External variables often affect your performance more than anything you did in marketing. Yet most marketing reports are missing the impact of macro factors like pandemics, the economy, and seasonality. Failing to control for significant variables means missing your targets in downturns and overcompensating your team in periods of high demand.


Estimating the impact of one or more variables on performance can be done with linear regression, by correlating spikes and dips between variables...


1. Scenario
It’s time to set next quarter’s goals, but how do we account for COVID? Performance was down and everyone missed their targets, but if we set the goal too low as the economy recovers we’ll go bankrupt for all the bonus payouts! How do we model what’s realistic?
We’re setting quarterly goals by the end of the week and we need your submission

Leadership won’t approve anything they deem ‘unrealistic’

That’s based on their view that we’re exiting the pandemic and shouldn’t see further lockdowns

Though I have an agreement that bonus schedules will be revised accordingly if we do miss target because of COVID again

Of course the last few quarters have been unnaturally down thanks to the pandemic

What I want to see from you is what numbers would we have hit if we control for COVID?
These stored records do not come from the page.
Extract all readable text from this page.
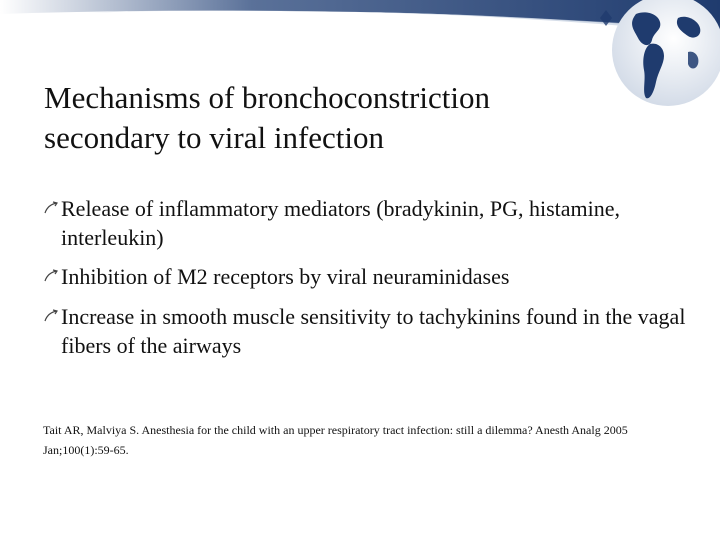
Mechanisms of bronchoconstriction
secondary to viral infection
Release of inflammatory mediators (bradykinin, PG, histamine, interleukin)
Inhibition of M2 receptors by viral neuraminidases
Increase in smooth muscle sensitivity to tachykinins found in the vagal fibers of the airways

Tait AR, Malviya S. Anesthesia for the child with an upper respiratory tract infection: still a dilemma? Anesth Analg 2005 Jan;100(1):59-65.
If you can run a regression analysis and get back to me end of day that’d be great

You can get the Google Mobility data here:

2. Brief

The workhorse of analytics, Linear Regression, is a tool every marketer should have in their toolbox. It’s unreasonably effective for its simplicity and ease of use. Despite what you might fear, you don’t need to know a lot of advanced statistics to make use of it. Excel and GSheets have you covered with the LINEST function, which can correlate multiple variables and give you an estimate of their relative impact on performance.

This is done using the ordinary least squares method, which is relatively easy to visualize with two variables. If you had height and weight, and plotted them each on one axes, you’d see they were correlated and could draw a line of best fit between them. LINEST is doing this but can handle multiple variables for you, providing coefficients that can be plugged into an equation to estimate what performance would have been controlling for each significant variable.

One common use of linear regression is to estimate the impact of one aggregated dataset on another. For example if we wanted to know the impact of COVID on the number of sales leads we captured, there’s no way to track the impact of COVID directly. Using Linear Regression, we can associate the spikes and dips of COVID with spikes and dips in leads captured, to draw a picture of the relationship between the two.

3. Tutorial

Hey, I'm going to help you calculate the impact of COVID. So what we're looking at here is Google COVID data. This is from Google maps. You can get this from COVID mobility. On I downloaded the global CSV, but it's a huge file though. So what I recommend is you just open that in a text editor rather than opening it in Excel or Google sheets, and then just delete all the lines that you don't need.